Brandon Rusnak

Profile
- Position: Cornerback

Personal information
- Born: July 11, 1995 (age 31) Wilmington, Delaware, U.S.
- Listed height: 5 ft 11 in (1.80 m)
- Listed weight: 198 lb (90 kg)

Career information
- High school: Eastern Christian Academy (Elkton, Maryland)
- College: Michigan
- NFL draft: 2019: undrafted

Career history
- Jacksonville Jaguars (2019–2021); Arlington Renegades (2023–2024);

Awards and highlights
- XFL champion (2023);

Career NFL statistics
- Total tackles: 30
- Stats at Pro Football Reference

= Brandon Rusnak =

American football player (born 1995)

Brandon Rusnak (born Brandon Watson, July 11, 1995) is an American football cornerback.
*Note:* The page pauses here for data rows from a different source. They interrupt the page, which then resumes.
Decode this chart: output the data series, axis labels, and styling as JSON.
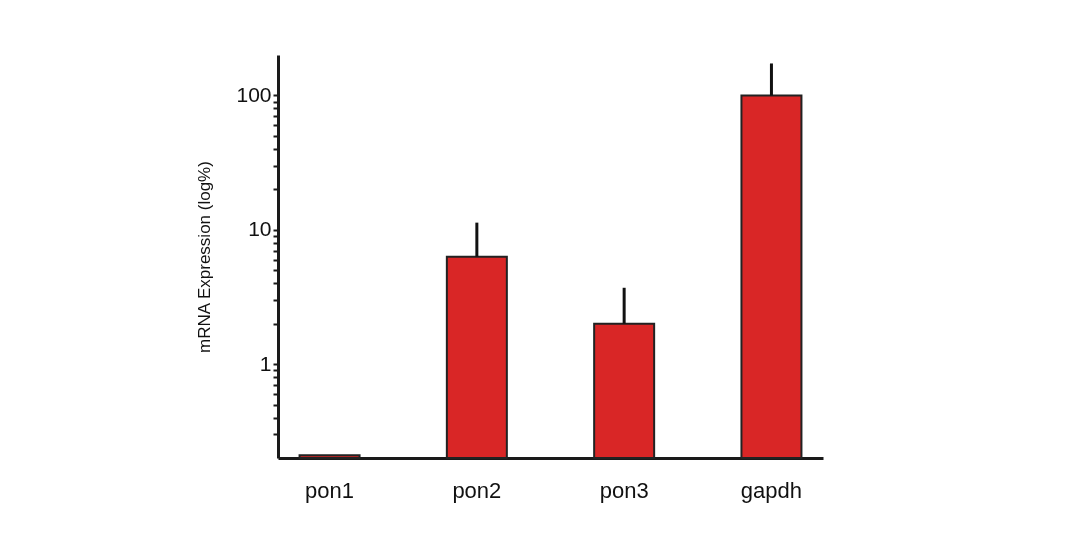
{
  "chart_data": {
    "type": "bar",
    "ylabel": "mRNA Expression (log%)",
    "categories": [
      "pon1",
      "pon2",
      "pon3",
      "gapdh"
    ],
    "series": [
      {
        "color": "#d92626",
        "values": [
          0.21,
          6.3,
          2.0,
          100
        ],
        "errors": [
          null,
          [
            6.3,
            11.3
          ],
          [
            2.0,
            3.7
          ],
          [
            100,
            173
          ]
        ]
      }
    ],
    "log": "y",
    "ylim": [
      0.2,
      200
    ],
    "yticks": [
      {
        "value": 0.3,
        "label": null
      },
      {
        "value": 0.4,
        "label": null
      },
      {
        "value": 0.5,
        "label": null
      },
      {
        "value": 0.6,
        "label": null
      },
      {
        "value": 0.7,
        "label": null
      },
      {
        "value": 0.8,
        "label": null
      },
      {
        "value": 0.9,
        "label": null
      },
      1,
      {
        "value": 2,
        "label": null
      },
      {
        "value": 3,
        "label": null
      },
      {
        "value": 4,
        "label": null
      },
      {
        "value": 5,
        "label": null
      },
      {
        "value": 6,
        "label": null
      },
      {
        "value": 7,
        "label": null
      },
      {
        "value": 8,
        "label": null
      },
      {
        "value": 9,
        "label": null
      },
      10,
      {
        "value": 20,
        "label": null
      },
      {
        "value": 30,
        "label": null
      },
      {
        "value": 40,
        "label": null
      },
      {
        "value": 50,
        "label": null
      },
      {
        "value": 60,
        "label": null
      },
      {
        "value": 70,
        "label": null
      },
      {
        "value": 80,
        "label": null
      },
      {
        "value": 90,
        "label": null
      },
      100
    ],
    "grid": false
  }
}
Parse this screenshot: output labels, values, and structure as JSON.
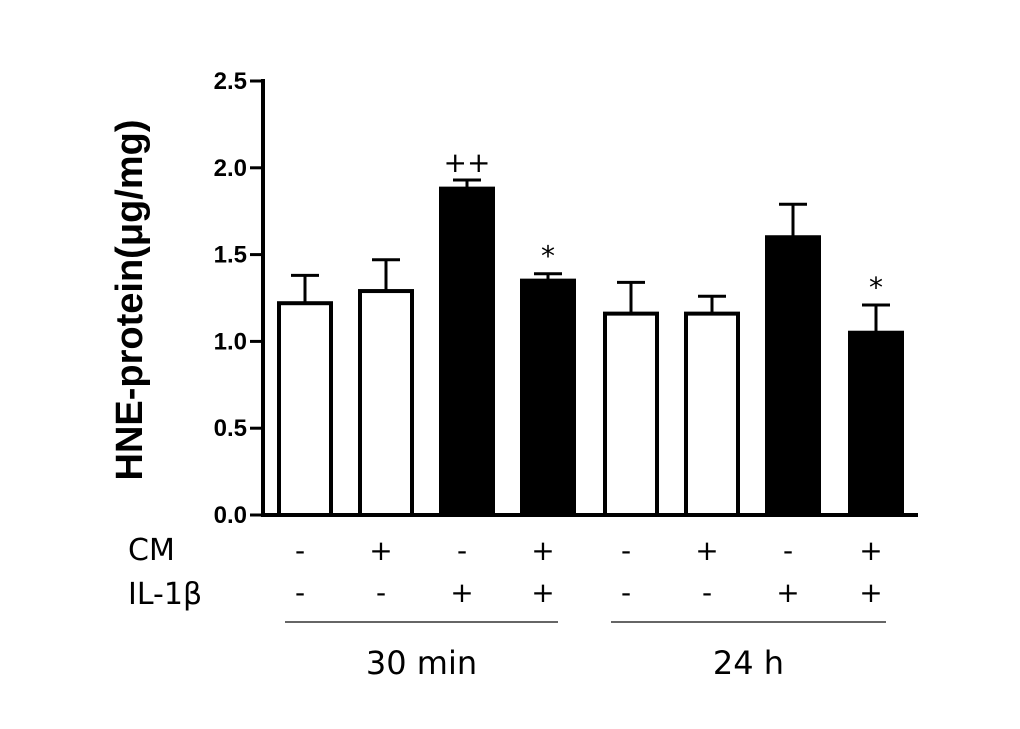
{
  "chart_data": {
    "type": "bar",
    "title": "",
    "xlabel": "",
    "ylabel": "HNE-protein(μg/mg)",
    "ylim": [
      0,
      2.5
    ],
    "yticks": [
      "0.0",
      "0.5",
      "1.0",
      "1.5",
      "2.0",
      "2.5"
    ],
    "grid": false,
    "bars": [
      {
        "value": 1.22,
        "error": 0.16,
        "fill": "white",
        "cm": "-",
        "il1b": "-",
        "annotation": ""
      },
      {
        "value": 1.29,
        "error": 0.18,
        "fill": "white",
        "cm": "+",
        "il1b": "-",
        "annotation": ""
      },
      {
        "value": 1.88,
        "error": 0.05,
        "fill": "black",
        "cm": "-",
        "il1b": "+",
        "annotation": "++"
      },
      {
        "value": 1.35,
        "error": 0.04,
        "fill": "black",
        "cm": "+",
        "il1b": "+",
        "annotation": "*"
      },
      {
        "value": 1.16,
        "error": 0.18,
        "fill": "white",
        "cm": "-",
        "il1b": "-",
        "annotation": ""
      },
      {
        "value": 1.16,
        "error": 0.1,
        "fill": "white",
        "cm": "+",
        "il1b": "-",
        "annotation": ""
      },
      {
        "value": 1.6,
        "error": 0.19,
        "fill": "black",
        "cm": "-",
        "il1b": "+",
        "annotation": ""
      },
      {
        "value": 1.05,
        "error": 0.16,
        "fill": "black",
        "cm": "+",
        "il1b": "+",
        "annotation": "*"
      }
    ],
    "row_labels": {
      "cm": "CM",
      "il1b": "IL-1β"
    },
    "groups": [
      {
        "label": "30 min",
        "bar_indices": [
          0,
          1,
          2,
          3
        ]
      },
      {
        "label": "24 h",
        "bar_indices": [
          4,
          5,
          6,
          7
        ]
      }
    ]
  }
}
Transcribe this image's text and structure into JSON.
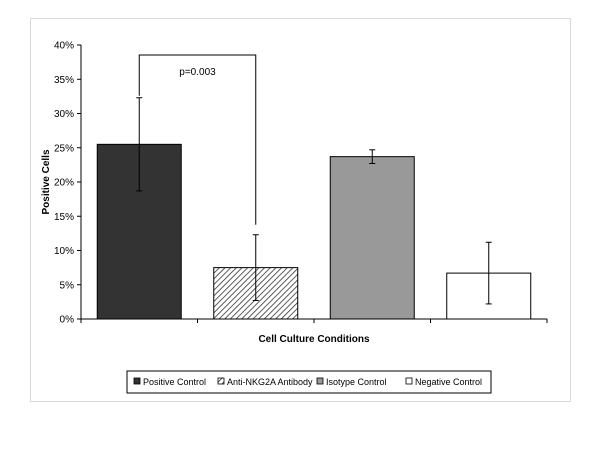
{
  "chart_data": {
    "type": "bar",
    "title": "",
    "xlabel": "Cell Culture Conditions",
    "ylabel": "Positive Cells",
    "ylim": [
      0,
      40
    ],
    "y_ticks": [
      "0%",
      "5%",
      "10%",
      "15%",
      "20%",
      "25%",
      "30%",
      "35%",
      "40%"
    ],
    "y_tick_values": [
      0,
      5,
      10,
      15,
      20,
      25,
      30,
      35,
      40
    ],
    "grid": false,
    "legend_position": "bottom",
    "categories": [
      "Positive Control",
      "Anti-NKG2A Antibody",
      "Isotype Control",
      "Negative Control"
    ],
    "series": [
      {
        "values": [
          25.5,
          7.5,
          23.7,
          6.7
        ],
        "error_minus": [
          6.8,
          4.8,
          1.0,
          4.5
        ],
        "error_plus": [
          6.8,
          4.8,
          1.0,
          4.5
        ],
        "fills": [
          "#333333",
          "hatch",
          "#999999",
          "#ffffff"
        ]
      }
    ],
    "annotations": [
      {
        "text": "p=0.003",
        "bracket_between": [
          "Positive Control",
          "Anti-NKG2A Antibody"
        ]
      }
    ]
  }
}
He played college football for University of Michigan.

==Professional career==
===Jacksonville Jaguars===
Rusnak signed with the Jacksonville Jaguars as an undrafted free agent after he was not selected in the 2019 NFL draft. He was later signed to the practice squad before being promoted to the active roster.
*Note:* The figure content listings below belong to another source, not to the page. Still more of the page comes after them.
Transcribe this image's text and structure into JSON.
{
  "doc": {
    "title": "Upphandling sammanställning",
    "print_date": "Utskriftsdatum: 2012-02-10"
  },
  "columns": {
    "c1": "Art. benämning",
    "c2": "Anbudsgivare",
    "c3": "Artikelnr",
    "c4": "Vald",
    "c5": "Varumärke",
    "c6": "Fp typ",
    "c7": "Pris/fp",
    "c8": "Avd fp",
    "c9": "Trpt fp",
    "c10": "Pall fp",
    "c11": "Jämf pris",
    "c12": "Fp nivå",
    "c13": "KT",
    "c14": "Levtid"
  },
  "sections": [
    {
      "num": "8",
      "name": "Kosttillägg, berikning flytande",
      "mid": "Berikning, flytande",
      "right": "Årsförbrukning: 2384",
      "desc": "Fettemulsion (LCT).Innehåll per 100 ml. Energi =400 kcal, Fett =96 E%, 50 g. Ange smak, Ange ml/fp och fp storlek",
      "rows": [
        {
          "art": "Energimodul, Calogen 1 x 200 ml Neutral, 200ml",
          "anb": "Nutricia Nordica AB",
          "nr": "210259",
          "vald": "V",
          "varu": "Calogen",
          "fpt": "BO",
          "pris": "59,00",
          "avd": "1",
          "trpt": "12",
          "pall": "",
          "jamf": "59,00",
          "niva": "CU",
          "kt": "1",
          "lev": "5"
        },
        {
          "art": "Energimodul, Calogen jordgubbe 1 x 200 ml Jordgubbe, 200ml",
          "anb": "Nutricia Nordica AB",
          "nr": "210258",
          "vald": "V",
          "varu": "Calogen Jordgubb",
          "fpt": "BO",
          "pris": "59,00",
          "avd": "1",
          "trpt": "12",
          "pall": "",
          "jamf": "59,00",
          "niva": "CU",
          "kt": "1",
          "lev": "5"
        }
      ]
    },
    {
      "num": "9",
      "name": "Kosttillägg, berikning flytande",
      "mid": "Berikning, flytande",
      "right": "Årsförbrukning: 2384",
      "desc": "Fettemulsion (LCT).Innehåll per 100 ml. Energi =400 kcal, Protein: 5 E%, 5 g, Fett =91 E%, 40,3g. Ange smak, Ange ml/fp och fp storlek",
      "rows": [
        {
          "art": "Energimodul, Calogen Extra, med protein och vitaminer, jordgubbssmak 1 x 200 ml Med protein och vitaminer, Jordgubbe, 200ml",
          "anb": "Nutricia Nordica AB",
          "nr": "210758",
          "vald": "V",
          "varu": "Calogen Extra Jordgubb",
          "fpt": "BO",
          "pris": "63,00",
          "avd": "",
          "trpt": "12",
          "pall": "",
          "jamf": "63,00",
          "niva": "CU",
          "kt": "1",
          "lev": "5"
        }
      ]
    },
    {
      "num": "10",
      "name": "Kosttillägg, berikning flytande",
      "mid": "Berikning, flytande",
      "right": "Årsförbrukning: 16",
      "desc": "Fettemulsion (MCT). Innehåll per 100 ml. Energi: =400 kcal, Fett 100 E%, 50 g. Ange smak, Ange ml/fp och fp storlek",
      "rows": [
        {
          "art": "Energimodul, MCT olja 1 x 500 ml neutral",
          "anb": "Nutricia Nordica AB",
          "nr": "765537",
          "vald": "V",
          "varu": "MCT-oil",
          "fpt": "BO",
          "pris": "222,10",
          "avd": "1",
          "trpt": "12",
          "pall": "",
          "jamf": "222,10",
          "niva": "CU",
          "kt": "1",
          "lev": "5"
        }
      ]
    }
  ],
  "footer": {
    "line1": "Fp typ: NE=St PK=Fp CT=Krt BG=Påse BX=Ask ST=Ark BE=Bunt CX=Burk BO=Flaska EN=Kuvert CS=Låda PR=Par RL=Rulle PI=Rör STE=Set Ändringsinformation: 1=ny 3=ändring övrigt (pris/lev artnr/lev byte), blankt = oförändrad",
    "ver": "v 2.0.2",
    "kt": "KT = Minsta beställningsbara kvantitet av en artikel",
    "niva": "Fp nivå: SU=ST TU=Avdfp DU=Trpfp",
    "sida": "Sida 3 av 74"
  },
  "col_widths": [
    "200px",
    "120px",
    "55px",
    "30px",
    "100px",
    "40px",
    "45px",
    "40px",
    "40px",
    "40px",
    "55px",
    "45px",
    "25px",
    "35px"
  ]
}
On August 31, 2021, Rusnak was waived by the Jaguars and re-signed to the practice squad the next day. He was promoted to the active roster on December 28.
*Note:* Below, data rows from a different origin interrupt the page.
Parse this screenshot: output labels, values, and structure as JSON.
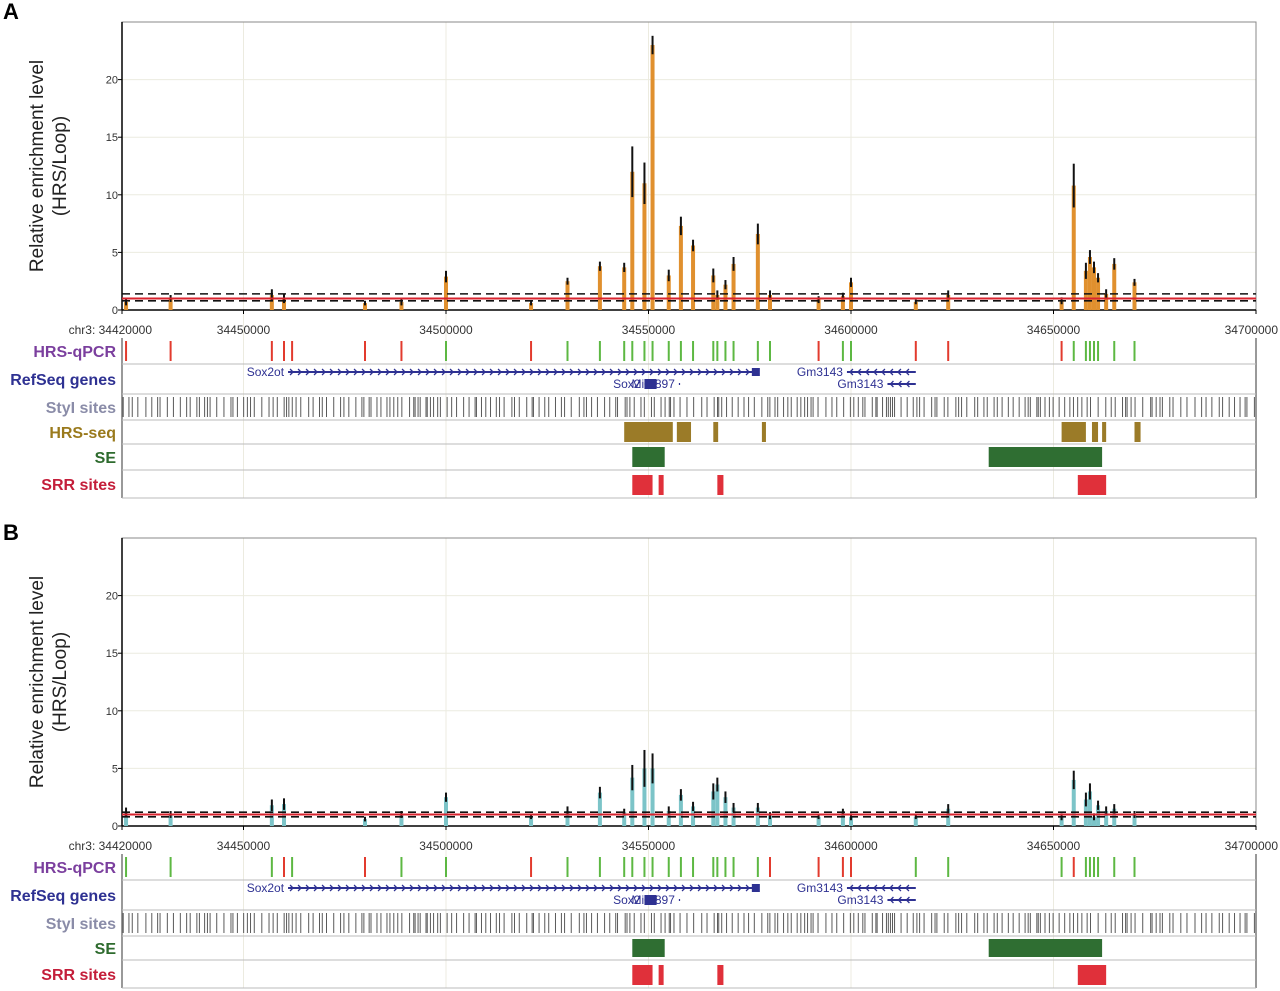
{
  "chart_data": [
    {
      "panel": "A",
      "type": "bar",
      "ylabel_line1": "Relative enrichment level",
      "ylabel_line2": "(HRS/Loop)",
      "y_ticks": [
        "0",
        "5",
        "10",
        "15",
        "20"
      ],
      "ylim": [
        0,
        25
      ],
      "x_ticks": [
        "chr3: 34420000",
        "34450000",
        "34500000",
        "34550000",
        "34600000",
        "34650000",
        "34700000"
      ],
      "xlim": [
        34420000,
        34700000
      ],
      "bar_color": "#e0902e",
      "reference_line": 1,
      "reference_band": [
        0.8,
        1.4
      ],
      "series": [
        {
          "x": [
            34421000,
            34432000,
            34457000,
            34460000,
            34480000,
            34489000,
            34500000,
            34521000,
            34530000,
            34538000,
            34544000,
            34546000,
            34549000,
            34551000,
            34555000,
            34558000,
            34561000,
            34566000,
            34567000,
            34569000,
            34571000,
            34577000,
            34580000,
            34592000,
            34598000,
            34600000,
            34616000,
            34624000,
            34652000,
            34655000,
            34658000,
            34659000,
            34660000,
            34661000,
            34663000,
            34665000,
            34670000
          ],
          "values": [
            0.7,
            1.0,
            1.3,
            1.0,
            0.6,
            0.7,
            2.9,
            0.6,
            2.5,
            3.8,
            3.7,
            12.0,
            11.0,
            23.0,
            3.0,
            7.3,
            5.6,
            3.0,
            1.3,
            2.2,
            4.0,
            6.6,
            1.3,
            0.9,
            1.2,
            2.4,
            0.7,
            1.3,
            0.8,
            10.8,
            3.4,
            4.6,
            3.7,
            2.8,
            1.4,
            4.0,
            2.4
          ],
          "errors": [
            0.3,
            0.3,
            0.5,
            0.4,
            0.2,
            0.3,
            0.5,
            0.2,
            0.3,
            0.4,
            0.4,
            2.2,
            1.8,
            0.8,
            0.5,
            0.8,
            0.5,
            0.6,
            0.4,
            0.4,
            0.6,
            0.9,
            0.4,
            0.3,
            0.3,
            0.4,
            0.2,
            0.4,
            0.3,
            1.9,
            0.7,
            0.6,
            0.5,
            0.4,
            0.4,
            0.5,
            0.3
          ]
        }
      ],
      "tracks": {
        "hrs_qpcr_label": "HRS-qPCR",
        "refseq_label": "RefSeq genes",
        "styi_label": "StyI sites",
        "hrs_seq_label": "HRS-seq",
        "se_label": "SE",
        "srr_label": "SRR sites"
      },
      "hrs_qpcr": [
        {
          "x": 34421000,
          "c": "red"
        },
        {
          "x": 34432000,
          "c": "red"
        },
        {
          "x": 34457000,
          "c": "red"
        },
        {
          "x": 34460000,
          "c": "red"
        },
        {
          "x": 34462000,
          "c": "red"
        },
        {
          "x": 34480000,
          "c": "red"
        },
        {
          "x": 34489000,
          "c": "red"
        },
        {
          "x": 34500000,
          "c": "green"
        },
        {
          "x": 34521000,
          "c": "red"
        },
        {
          "x": 34530000,
          "c": "green"
        },
        {
          "x": 34538000,
          "c": "green"
        },
        {
          "x": 34544000,
          "c": "green"
        },
        {
          "x": 34546000,
          "c": "green"
        },
        {
          "x": 34549000,
          "c": "green"
        },
        {
          "x": 34551000,
          "c": "green"
        },
        {
          "x": 34555000,
          "c": "green"
        },
        {
          "x": 34558000,
          "c": "green"
        },
        {
          "x": 34561000,
          "c": "green"
        },
        {
          "x": 34566000,
          "c": "green"
        },
        {
          "x": 34567000,
          "c": "green"
        },
        {
          "x": 34569000,
          "c": "green"
        },
        {
          "x": 34571000,
          "c": "green"
        },
        {
          "x": 34577000,
          "c": "green"
        },
        {
          "x": 34580000,
          "c": "green"
        },
        {
          "x": 34592000,
          "c": "red"
        },
        {
          "x": 34598000,
          "c": "green"
        },
        {
          "x": 34600000,
          "c": "green"
        },
        {
          "x": 34616000,
          "c": "red"
        },
        {
          "x": 34624000,
          "c": "red"
        },
        {
          "x": 34652000,
          "c": "red"
        },
        {
          "x": 34655000,
          "c": "green"
        },
        {
          "x": 34658000,
          "c": "green"
        },
        {
          "x": 34659000,
          "c": "green"
        },
        {
          "x": 34660000,
          "c": "green"
        },
        {
          "x": 34661000,
          "c": "green"
        },
        {
          "x": 34665000,
          "c": "green"
        },
        {
          "x": 34670000,
          "c": "green"
        }
      ],
      "hrs_seq": [
        [
          34544000,
          34556000
        ],
        [
          34557000,
          34560500
        ],
        [
          34566000,
          34567200
        ],
        [
          34578000,
          34579000
        ],
        [
          34652000,
          34658000
        ],
        [
          34659500,
          34661000
        ],
        [
          34662000,
          34663000
        ],
        [
          34670000,
          34671500
        ]
      ],
      "se": [
        [
          34546000,
          34554000
        ],
        [
          34634000,
          34662000
        ]
      ],
      "srr": [
        [
          34546000,
          34551000
        ],
        [
          34552500,
          34553300
        ],
        [
          34567000,
          34568500
        ],
        [
          34656000,
          34663000
        ]
      ]
    },
    {
      "panel": "B",
      "type": "bar",
      "ylabel_line1": "Relative enrichment level",
      "ylabel_line2": "(HRS/Loop)",
      "y_ticks": [
        "0",
        "5",
        "10",
        "15",
        "20"
      ],
      "ylim": [
        0,
        25
      ],
      "x_ticks": [
        "chr3: 34420000",
        "34450000",
        "34500000",
        "34550000",
        "34600000",
        "34650000",
        "34700000"
      ],
      "xlim": [
        34420000,
        34700000
      ],
      "bar_color": "#7cc4c8",
      "reference_line": 1,
      "reference_band": [
        0.8,
        1.2
      ],
      "series": [
        {
          "x": [
            34421000,
            34432000,
            34457000,
            34460000,
            34480000,
            34489000,
            34500000,
            34521000,
            34530000,
            34538000,
            34544000,
            34546000,
            34549000,
            34551000,
            34555000,
            34558000,
            34561000,
            34566000,
            34567000,
            34569000,
            34571000,
            34577000,
            34580000,
            34592000,
            34598000,
            34600000,
            34616000,
            34624000,
            34652000,
            34655000,
            34658000,
            34659000,
            34660000,
            34661000,
            34663000,
            34665000,
            34670000
          ],
          "values": [
            1.2,
            1.0,
            1.8,
            1.9,
            0.6,
            1.0,
            2.5,
            0.8,
            1.3,
            2.9,
            1.2,
            4.2,
            5.0,
            5.0,
            1.3,
            2.7,
            1.7,
            3.0,
            3.6,
            2.5,
            1.6,
            1.6,
            0.9,
            0.8,
            1.2,
            0.8,
            0.8,
            1.5,
            0.8,
            4.0,
            2.3,
            3.0,
            0.8,
            1.8,
            1.3,
            1.5,
            1.0
          ],
          "errors": [
            0.4,
            0.3,
            0.5,
            0.5,
            0.2,
            0.3,
            0.4,
            0.2,
            0.4,
            0.5,
            0.3,
            1.1,
            1.6,
            1.3,
            0.4,
            0.5,
            0.4,
            0.7,
            0.6,
            0.5,
            0.4,
            0.4,
            0.3,
            0.2,
            0.3,
            0.3,
            0.2,
            0.4,
            0.3,
            0.8,
            0.6,
            0.7,
            0.3,
            0.4,
            0.4,
            0.4,
            0.3
          ]
        }
      ],
      "tracks": {
        "hrs_qpcr_label": "HRS-qPCR",
        "refseq_label": "RefSeq genes",
        "styi_label": "StyI sites",
        "se_label": "SE",
        "srr_label": "SRR sites"
      },
      "hrs_qpcr": [
        {
          "x": 34421000,
          "c": "green"
        },
        {
          "x": 34432000,
          "c": "green"
        },
        {
          "x": 34457000,
          "c": "green"
        },
        {
          "x": 34460000,
          "c": "red"
        },
        {
          "x": 34462000,
          "c": "green"
        },
        {
          "x": 34480000,
          "c": "red"
        },
        {
          "x": 34489000,
          "c": "green"
        },
        {
          "x": 34500000,
          "c": "green"
        },
        {
          "x": 34521000,
          "c": "red"
        },
        {
          "x": 34530000,
          "c": "green"
        },
        {
          "x": 34538000,
          "c": "green"
        },
        {
          "x": 34544000,
          "c": "green"
        },
        {
          "x": 34546000,
          "c": "green"
        },
        {
          "x": 34549000,
          "c": "green"
        },
        {
          "x": 34551000,
          "c": "green"
        },
        {
          "x": 34555000,
          "c": "green"
        },
        {
          "x": 34558000,
          "c": "green"
        },
        {
          "x": 34561000,
          "c": "green"
        },
        {
          "x": 34566000,
          "c": "green"
        },
        {
          "x": 34567000,
          "c": "green"
        },
        {
          "x": 34569000,
          "c": "green"
        },
        {
          "x": 34571000,
          "c": "green"
        },
        {
          "x": 34577000,
          "c": "green"
        },
        {
          "x": 34580000,
          "c": "red"
        },
        {
          "x": 34592000,
          "c": "red"
        },
        {
          "x": 34598000,
          "c": "red"
        },
        {
          "x": 34600000,
          "c": "red"
        },
        {
          "x": 34616000,
          "c": "green"
        },
        {
          "x": 34624000,
          "c": "green"
        },
        {
          "x": 34652000,
          "c": "green"
        },
        {
          "x": 34655000,
          "c": "red"
        },
        {
          "x": 34658000,
          "c": "green"
        },
        {
          "x": 34659000,
          "c": "green"
        },
        {
          "x": 34660000,
          "c": "green"
        },
        {
          "x": 34661000,
          "c": "green"
        },
        {
          "x": 34665000,
          "c": "green"
        },
        {
          "x": 34670000,
          "c": "green"
        }
      ],
      "se": [
        [
          34546000,
          34554000
        ],
        [
          34634000,
          34662000
        ]
      ],
      "srr": [
        [
          34546000,
          34551000
        ],
        [
          34552500,
          34553300
        ],
        [
          34567000,
          34568500
        ],
        [
          34656000,
          34663000
        ]
      ]
    }
  ],
  "refseq": {
    "genes": [
      {
        "name": "Sox2ot",
        "start": 34461000,
        "end": 34577000,
        "strand": "+",
        "row": 0,
        "label_side": "left"
      },
      {
        "name": "Gm3143",
        "start": 34599000,
        "end": 34616000,
        "strand": "-",
        "row": 0,
        "label_side": "left"
      },
      {
        "name": "Mir1897",
        "start": 34557500,
        "end": 34557800,
        "strand": "+",
        "row": 1,
        "label_side": "left"
      },
      {
        "name": "Sox2",
        "start": 34549000,
        "end": 34552000,
        "strand": "+",
        "row": 1,
        "label_side": "left"
      },
      {
        "name": "Gm3143",
        "start": 34609000,
        "end": 34616000,
        "strand": "-",
        "row": 1,
        "label_side": "left"
      }
    ]
  },
  "colors": {
    "hrs_qpcr_label": "#7b3f9e",
    "refseq_label": "#2e3192",
    "styi_label": "#8a8ca8",
    "hrs_seq_label": "#9a7a1c",
    "se_label": "#2e6b2e",
    "srr_label": "#c41e3a",
    "qpcr_red": "#e23b2e",
    "qpcr_green": "#5db843",
    "hrs_seq_block": "#9b7b28",
    "se_block": "#2f6e32",
    "srr_block": "#e0303a",
    "gene": "#2e3192",
    "styi_tick": "#5a5a5a",
    "grid": "#ecebe0"
  }
}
On August 29, 2022, Rusnak was waived by the Jaguars.

===Arlington Renegades===
Rusnak signed with the Arlington Renegades of the XFL on March 7, 2023. He re-signed with the team on January 22, 2024. Rusnak was released on May 1.

==Personal==
Rusnak was born Brandon Watson, but legally changed his name to Brandon Rusnak in November 2020.